Alcune di queste ricostruzioni sono state persino smentite, come quella che puntava Juana Viale – attrice e conduttrice, nonché nipote di Mirtha Legrand – come nuova fiamma dell’ex presidente, mentre la ex amante e soubrette Graciela Alfano ha confermato di aver ricevuto un invito a cena. 

Per quanto riguarda Awada, sono circolate voci che la vorrebbero legata a un imprenditore del settore finanziario, mai confermate. 

Mauricio Macri e Juliana Awada ricevuti da Trump alla Casa Bianca nel 2017. 

Macri e Awada si erano conosciuti nel 2009, quando lui era capo del governo della città di Buenos Aires e lei un’imprenditrice tessile di successo. Un anno dopo, il 16 novembre 2010, si erano sposati civilmente in una cerimonia a Costa Salguero, alla presenza di oltre 400 invitati. Dalla loro unione è nata Antonia, che oggi ha 14 anni. 

Lei, elegante e riservata, simbolo di uno stile naturale e raffinato, erede di un impero tessile creato dal padre libanese. Lui, erede dell’impero immobiliare creato dal padre calabrese Francesco (Franco) Macri, con una prolifica carriera come dirigente sportivo nel Boca, e poi nella politica, fino a diventare presidente della Nazione. Per oltre quindici anni hanno rappresentato una delle coppie più glamour del potere argentino.  

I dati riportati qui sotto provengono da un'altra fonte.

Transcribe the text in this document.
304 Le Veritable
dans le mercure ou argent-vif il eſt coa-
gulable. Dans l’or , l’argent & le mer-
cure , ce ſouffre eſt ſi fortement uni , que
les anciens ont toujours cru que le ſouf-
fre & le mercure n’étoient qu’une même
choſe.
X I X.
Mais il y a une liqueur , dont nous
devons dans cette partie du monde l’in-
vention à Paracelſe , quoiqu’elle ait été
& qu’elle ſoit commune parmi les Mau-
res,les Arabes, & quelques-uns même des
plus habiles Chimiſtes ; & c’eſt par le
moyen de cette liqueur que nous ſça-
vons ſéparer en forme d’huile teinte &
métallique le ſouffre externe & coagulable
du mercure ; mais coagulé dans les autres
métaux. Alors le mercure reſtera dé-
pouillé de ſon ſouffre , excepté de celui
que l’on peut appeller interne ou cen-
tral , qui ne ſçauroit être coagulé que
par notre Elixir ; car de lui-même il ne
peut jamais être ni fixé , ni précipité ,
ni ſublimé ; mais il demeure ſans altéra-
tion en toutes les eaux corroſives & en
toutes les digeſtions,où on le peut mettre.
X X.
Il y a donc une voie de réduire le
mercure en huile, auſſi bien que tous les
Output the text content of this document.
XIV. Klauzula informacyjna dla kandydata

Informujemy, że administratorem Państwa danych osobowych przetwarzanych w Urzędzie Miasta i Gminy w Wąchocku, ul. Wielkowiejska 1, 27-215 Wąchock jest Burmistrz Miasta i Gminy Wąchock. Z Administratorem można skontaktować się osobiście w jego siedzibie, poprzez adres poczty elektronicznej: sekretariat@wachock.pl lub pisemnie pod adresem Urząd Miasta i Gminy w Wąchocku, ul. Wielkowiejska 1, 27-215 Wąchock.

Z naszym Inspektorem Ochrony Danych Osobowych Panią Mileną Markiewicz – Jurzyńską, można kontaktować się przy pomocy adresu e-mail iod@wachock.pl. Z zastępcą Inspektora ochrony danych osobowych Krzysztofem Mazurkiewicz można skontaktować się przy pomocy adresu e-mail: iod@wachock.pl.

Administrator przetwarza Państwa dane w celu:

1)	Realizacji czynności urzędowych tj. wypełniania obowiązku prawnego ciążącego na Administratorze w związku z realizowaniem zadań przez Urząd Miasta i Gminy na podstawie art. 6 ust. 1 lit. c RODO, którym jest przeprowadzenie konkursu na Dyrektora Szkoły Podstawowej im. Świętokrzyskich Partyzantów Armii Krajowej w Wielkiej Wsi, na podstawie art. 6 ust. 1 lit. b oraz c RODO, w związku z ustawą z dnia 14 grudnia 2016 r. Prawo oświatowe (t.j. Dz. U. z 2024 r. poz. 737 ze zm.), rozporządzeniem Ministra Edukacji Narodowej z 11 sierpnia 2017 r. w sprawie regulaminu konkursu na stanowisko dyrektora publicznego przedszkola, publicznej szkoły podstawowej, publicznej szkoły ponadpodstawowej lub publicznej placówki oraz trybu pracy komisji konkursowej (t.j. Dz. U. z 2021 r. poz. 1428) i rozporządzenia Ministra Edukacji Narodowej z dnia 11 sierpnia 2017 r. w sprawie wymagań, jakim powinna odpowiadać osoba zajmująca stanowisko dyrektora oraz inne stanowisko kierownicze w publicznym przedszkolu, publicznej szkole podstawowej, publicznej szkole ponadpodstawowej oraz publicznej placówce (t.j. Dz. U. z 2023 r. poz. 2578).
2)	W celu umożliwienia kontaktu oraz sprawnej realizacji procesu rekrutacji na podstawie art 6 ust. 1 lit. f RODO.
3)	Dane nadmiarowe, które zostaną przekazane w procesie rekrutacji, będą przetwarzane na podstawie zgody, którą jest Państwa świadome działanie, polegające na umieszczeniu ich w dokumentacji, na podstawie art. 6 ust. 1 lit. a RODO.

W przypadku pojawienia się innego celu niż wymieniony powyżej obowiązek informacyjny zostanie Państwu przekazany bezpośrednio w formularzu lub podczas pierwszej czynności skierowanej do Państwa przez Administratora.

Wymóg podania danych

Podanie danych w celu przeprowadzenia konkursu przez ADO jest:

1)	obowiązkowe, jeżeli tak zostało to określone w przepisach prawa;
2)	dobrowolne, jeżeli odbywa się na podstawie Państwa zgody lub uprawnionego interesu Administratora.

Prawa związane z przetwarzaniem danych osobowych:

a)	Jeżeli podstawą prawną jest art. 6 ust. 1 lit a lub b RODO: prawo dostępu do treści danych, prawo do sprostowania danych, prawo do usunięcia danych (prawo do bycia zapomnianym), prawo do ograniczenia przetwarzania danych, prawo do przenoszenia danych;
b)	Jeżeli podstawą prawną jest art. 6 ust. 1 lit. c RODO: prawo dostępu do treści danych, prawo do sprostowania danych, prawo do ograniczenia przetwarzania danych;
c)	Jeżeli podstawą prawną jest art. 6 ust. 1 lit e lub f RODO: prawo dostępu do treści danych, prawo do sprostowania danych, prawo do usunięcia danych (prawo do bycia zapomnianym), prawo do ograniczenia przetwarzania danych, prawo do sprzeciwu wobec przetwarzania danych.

La loro unione, però, non è stata accettata senza malumori dal fratello di lei, Alejandro, attore e politicamente schierato con il kirchnerismo. L'artista, tuttavia, non ha mai interrotto i rapporti con Juliana, dichiarando sempre di tenere separati gli affetti dalle idee politiche. 

Entrambi arrivavano da relazioni precedenti. Mauricio Macri, nato a Tandil l’8 febbraio 1959, si era sposato due volte: prima con Ivonne Bordeu, dalla quale ha avuto tre figli – Agustina, Gimena e Francisco – e poi con la modella Isabel Menditeguy, con cui è rimasto per nove anni. Juliana Awada, invece, aveva alle spalle un brevissimo matrimonio con l’avvocato Gustavo Capello e una relazione con l’imprenditore Bruno Laurent Barbier, padre della sua primogenita Valentina, nata nel 2003. 

Oltre agli ambienti frequentati e a un percorso di vita simile, Macri e Awada condividevano anche il trauma del sequestro estorsivo. L’allore giovane Mauricio Macri era stato sequestrato nel 1991, mentre il padre di Juliana, Abraham Awada, fu rapito nel 2001.  

In questi giorni Mauricio Macri è in vacanza in Patagonia mentre Juliana Awada, invece, resta a Punta del Este, circondata dalla famiglia, mentre si chiude definitivamente una delle storie più emblematiche e osservate della recente vita politica e sociale argentina.